JawaPos.com – Aturan pengeras suara di masjid dan musala yang sudah berumur 44 tahun diperbarui. Menteri Agama (Menag) Yaqut Cholil Qoumas mengumumkan surat edaran (SE) pedoman penggunaan pengeras suara di masjid dan musala yang terbaru di Jakarta kemarin (21/2).
Seperti diketahui, penggunaan pengeras suara di masjid dan musala selama ini diatur dalam Instruksi Dirjen Bimas Islam Kemenag yang terbit pada 1978. Kemudian, pada 2018 Kemenag menerbitkan SE pelaksanaan instruksi Dirjen Bimas Islam Kemenag tersebut. Tahun ini aturannya diganti dengan peraturan yang lebih tinggi, yakni SE menteri.

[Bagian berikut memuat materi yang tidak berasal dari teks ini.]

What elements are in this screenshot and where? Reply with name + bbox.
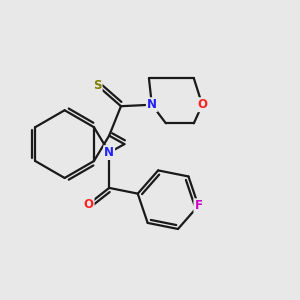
Text: N: N [147, 98, 157, 111]
Text: O: O [197, 98, 207, 111]
Text: O: O [84, 198, 94, 211]
Text: N: N [104, 146, 114, 159]
Text: S: S [93, 79, 102, 92]
Text: F: F [194, 199, 202, 212]
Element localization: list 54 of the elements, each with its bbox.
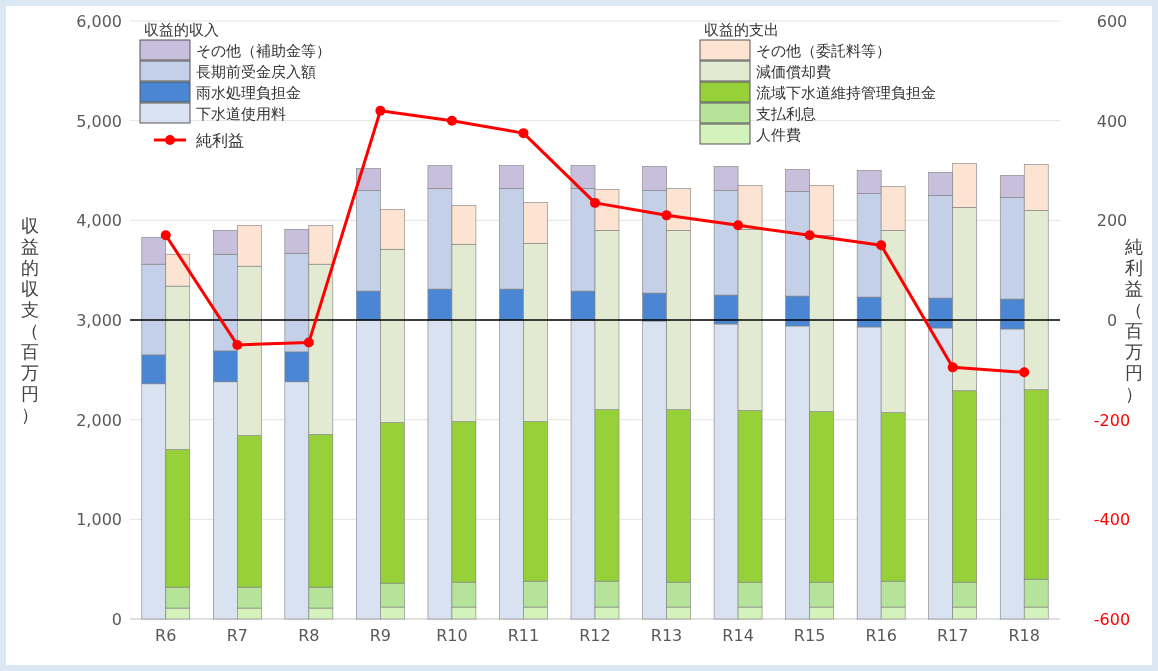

Secara teknis tidak ada perubahan signifikan dalam aturan pengeras suara masjid dan musala itu. Misalnya, di aturan yang lama, penggunaan pengeras suara luar sebelum azan Subuh diperbolehkan maksimal 15 menit sebelumnya. Dalam aturan yang baru maksimal 10 menit. Setelah azan, kegiatan salat wajib sampai zikir menggunakan pengeras suara dalam. Ketentuan baru lainnya, tingkat suara yang dihasilkan dari pengeras suara luar maksimal 100 dB (desibel).
Pengeras suara luar berarti pengeras suara yang diarahkan atau disiarkan ke luar kompleks masjid atau musala. Seperti menggunakan speaker toa atau sejenisnya. Sedangkan pengeras suara dalam hanya digunakan di dalam ruangan masjid atau musala.
Dirjen Bimas Islam Kemenag Kamaruddin Amin membenarkan adanya pengurangan durasi penggunaan pengeras suara luar tersebut. Dia mengatakan, aturan penggunaan pengeras suara di masjid dan musala itu sudah dibahas dengan Majelis Ulama Indonesia (MUI) dan Dewan Masjid Indonesia (DMI).
Menurut Kamaruddin, memang perlu dibuat aturan terbaru tentang penggunaan pengeras suara itu. ”Di samping memang dibutuhkan, juga ada beberapa peristiwa yang menimbulkan ketidaknyamanan di tengah masyarakat,” tuturnya.